The study — conducted among 2,060 U.S. adults from Jan. 31 to Feb. 2, 2023 — finds that 25% of Americans who own a personal vehicle worry that the price of fueling or charging their vehicle will impact their ability to pay for other necessary goods or services.
Cost of vehicle ownership
Although vehicle costs are weighing on some owners, about a third (36%) of Americans are planning to purchase a new vehicle in the next 12 months, according to the study. Loans for those vehicles have an average annual percentage rate — or APR, the interest charged for an auto loan — of 6.07%. That can help drive up the overall cost of vehicle ownership.
NerdWallet finds that while 43% of vehicle owners say $1,000 in monthly vehicle costs is too high for them to stomach, a minority — 10% of owners — crack that ceiling. Generation Z and millennial owners are more likely than others to end up with monthly bills over $1,000 (20% and 18%, respectively, compared with 6% of Generation X owners and 3% of baby boomers).
Younger generations have generally higher monthly vehicle bills overall, according to the study. Gen Z and millennial vehicle owners spend an average of $921 and $821 per month, respectively, on their vehicles. Gen Xers spend $433 monthly, and baby boomers spend $308. As a result, 35% of Gen Z vehicle owners say their vehicle expenses make up a significant portion of their monthly budgets.
Parents also pay more for their vehicles, the study found. Vehicle owners with children in their households spend an average of $792 per month on their vehicles, while those without kids spend an average of $430.
Mounting stress from costs
Those higher bills lead to an increase in stress for vehicle owners, with 23% of them saying the cost of ownership causes them stress, according to the study. One in 4 (25%) of all vehicle owners say they worry that the price of fueling or charging their vehicle will impact their ability to pay for other necessary goods or services, including things like rent, food and utilities.
That may be because not every owner thinks about all the associated costs of ownership when purchasing a vehicle. It can be easy to focus on your monthly payment or even your vehicle's out-the-door price, which includes costs like taxes and fees.
"What isn’t included in out-the-door price," NerdWallet auto writer Shannon Bradley says, "is ongoing ownership costs — like gas, maintenance and insurance — so when planning to buy a car, it’s important to budget for those, too."
A straightforward way to avoid falling into a stressful situation is to budget for a vehicle before you buy it. Remember that your monthly vehicle costs won't just include your loan payment and insurance. You'll also need to account for gas, upkeep and other costs.

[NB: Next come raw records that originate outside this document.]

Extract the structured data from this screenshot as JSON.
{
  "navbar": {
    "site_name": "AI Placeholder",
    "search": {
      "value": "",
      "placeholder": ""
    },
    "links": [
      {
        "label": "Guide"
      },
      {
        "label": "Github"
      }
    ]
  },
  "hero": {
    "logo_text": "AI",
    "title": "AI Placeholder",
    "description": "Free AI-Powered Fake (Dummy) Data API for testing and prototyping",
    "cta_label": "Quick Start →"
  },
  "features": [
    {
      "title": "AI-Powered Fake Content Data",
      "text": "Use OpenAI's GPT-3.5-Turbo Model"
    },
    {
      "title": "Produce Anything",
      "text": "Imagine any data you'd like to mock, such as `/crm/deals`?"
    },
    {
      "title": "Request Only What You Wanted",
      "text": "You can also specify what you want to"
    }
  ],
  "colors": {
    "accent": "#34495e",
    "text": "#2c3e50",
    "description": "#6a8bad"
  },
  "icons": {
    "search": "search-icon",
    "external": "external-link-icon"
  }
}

You can also shop around for an auto loan before buying, which could save you thousands. Bradley says, "Reducing a $30,000, 60-month car loan from a rate of 10% to 8% will reduce total interest paid over the life of the loan by $1,700.”

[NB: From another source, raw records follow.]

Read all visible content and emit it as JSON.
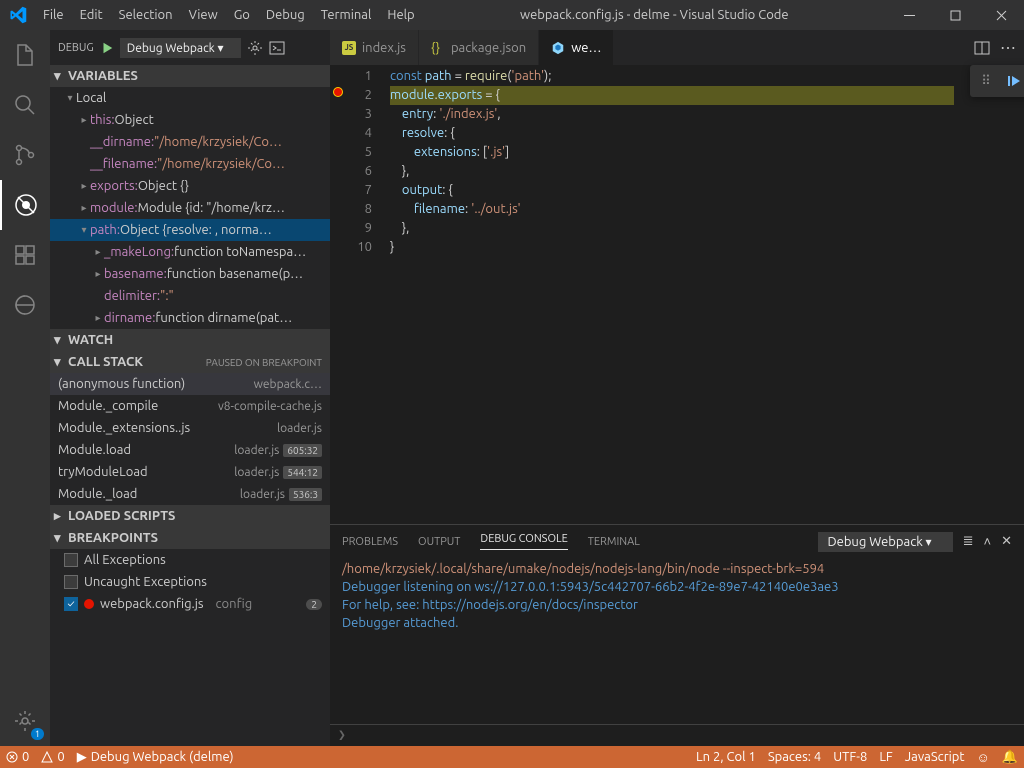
{
  "titlebar": {
    "title": "webpack.config.js - delme - Visual Studio Code",
    "menus": [
      "File",
      "Edit",
      "Selection",
      "View",
      "Go",
      "Debug",
      "Terminal",
      "Help"
    ]
  },
  "sidebar": {
    "debug_label": "DEBUG",
    "config": "Debug Webpack ▾"
  },
  "sections": {
    "variables": "VARIABLES",
    "watch": "WATCH",
    "callstack": "CALL STACK",
    "callstack_state": "PAUSED ON BREAKPOINT",
    "loaded": "LOADED SCRIPTS",
    "breakpoints": "BREAKPOINTS"
  },
  "variables": {
    "local": "Local",
    "rows": [
      {
        "n": "this:",
        "v": " Object"
      },
      {
        "n": "__dirname:",
        "v": " \"/home/krzysiek/Co…",
        "str": true
      },
      {
        "n": "__filename:",
        "v": " \"/home/krzysiek/Co…",
        "str": true
      },
      {
        "n": "exports:",
        "v": " Object {}"
      },
      {
        "n": "module:",
        "v": " Module {id: \"/home/krz…"
      },
      {
        "n": "path:",
        "v": " Object {resolve: , norma…",
        "sel": true,
        "exp": true
      },
      {
        "n": "_makeLong:",
        "v": " function toNamespa…",
        "sub": true
      },
      {
        "n": "basename:",
        "v": " function basename(p…",
        "sub": true
      },
      {
        "n": "delimiter:",
        "v": " \":\"",
        "sub": true,
        "str": true
      },
      {
        "n": "dirname:",
        "v": " function dirname(pat…",
        "sub": true
      }
    ]
  },
  "callstack": [
    {
      "n": "(anonymous function)",
      "f": "webpack.c…",
      "sel": true
    },
    {
      "n": "Module._compile",
      "f": "v8-compile-cache.js"
    },
    {
      "n": "Module._extensions..js",
      "f": "loader.js"
    },
    {
      "n": "Module.load",
      "f": "loader.js",
      "p": "605:32"
    },
    {
      "n": "tryModuleLoad",
      "f": "loader.js",
      "p": "544:12"
    },
    {
      "n": "Module._load",
      "f": "loader.js",
      "p": "536:3"
    }
  ],
  "breakpoints": {
    "all": "All Exceptions",
    "allchk": false,
    "uncaught": "Uncaught Exceptions",
    "uncaughtchk": false,
    "file": "webpack.config.js",
    "filecfg": "config",
    "filechk": true,
    "badge": "2"
  },
  "tabs": [
    {
      "label": "index.js",
      "icon": "js"
    },
    {
      "label": "package.json",
      "icon": "json"
    },
    {
      "label": "we…",
      "icon": "webpack",
      "active": true
    }
  ],
  "code": {
    "lines": [
      1,
      2,
      3,
      4,
      5,
      6,
      7,
      8,
      9,
      10
    ],
    "l1": {
      "a": "const",
      "b": " path ",
      "c": "=",
      "d": " require",
      "e": "(",
      "f": "'path'",
      "g": ");"
    },
    "l2": {
      "a": "module",
      "b": ".",
      "c": "exports",
      "d": " = ",
      "e": "{"
    },
    "l3": {
      "a": "    entry",
      "b": ": ",
      "c": "'./index.js'",
      "d": ","
    },
    "l4": {
      "a": "    resolve",
      "b": ": ",
      "c": "{"
    },
    "l5": {
      "a": "        extensions",
      "b": ": [",
      "c": "'.js'",
      "d": "]"
    },
    "l6": {
      "a": "    },"
    },
    "l7": {
      "a": "    output",
      "b": ": ",
      "c": "{"
    },
    "l8": {
      "a": "        filename",
      "b": ": ",
      "c": "'../out.js'"
    },
    "l9": {
      "a": "    },"
    },
    "l10": {
      "a": "}"
    }
  },
  "panel": {
    "tabs": [
      "PROBLEMS",
      "OUTPUT",
      "DEBUG CONSOLE",
      "TERMINAL"
    ],
    "selector": "Debug Webpack",
    "lines": [
      "/home/krzysiek/.local/share/umake/nodejs/nodejs-lang/bin/node --inspect-brk=594",
      "Debugger listening on ws://127.0.0.1:5943/5c442707-66b2-4f2e-89e7-42140e0e3ae3",
      "For help, see: https://nodejs.org/en/docs/inspector",
      "Debugger attached."
    ],
    "prompt": "❯"
  },
  "statusbar": {
    "errors": "0",
    "warnings": "0",
    "debug": "Debug Webpack (delme)",
    "ln": "Ln 2, Col 1",
    "spaces": "Spaces: 4",
    "enc": "UTF-8",
    "eol": "LF",
    "lang": "JavaScript"
  },
  "badge_gear": "1"
}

Finally, used cars may be the most straightforward way to save money, at least in the long run. In our study, 48% of consumers planning to buy a car in the next 12 months said they were planning to buy a used car; 68% were planning to buy new (the values don't add up to 100% because respondents could answer for multiple planned purchases).

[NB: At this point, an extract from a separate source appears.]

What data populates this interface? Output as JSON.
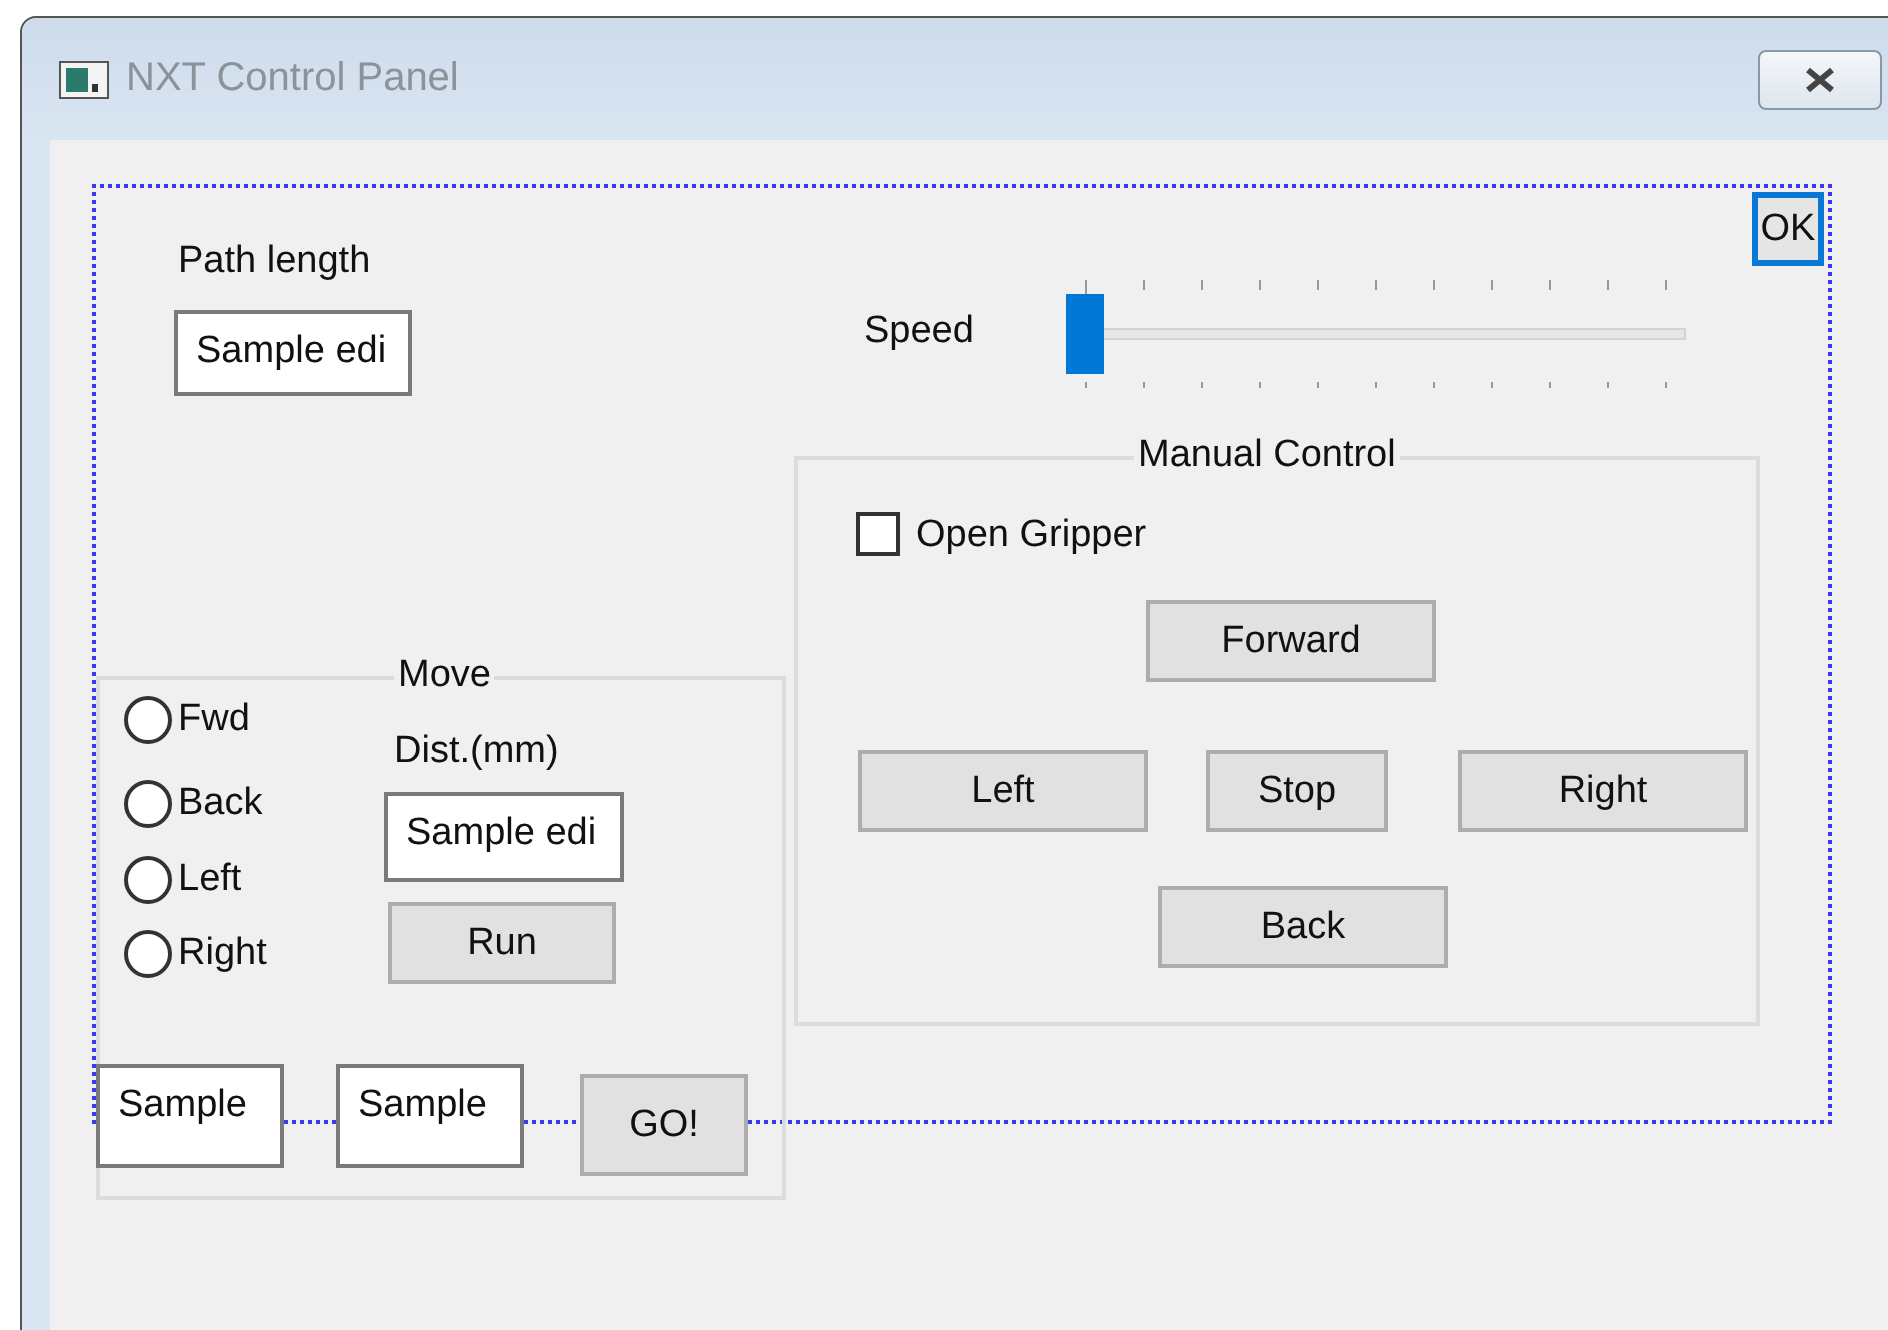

According to automotive pricing guide Kelley Blue Book, the average new car price in January 2023 was $49,388, while the average used car price was $26,510. That's a savings of over $22,000 — an amount that could help lower overall financial stress.
Ultimately, buying a car is like making most other large purchases. You can minimize stress by budgeting for all the associated costs and by shopping around before making a purchase.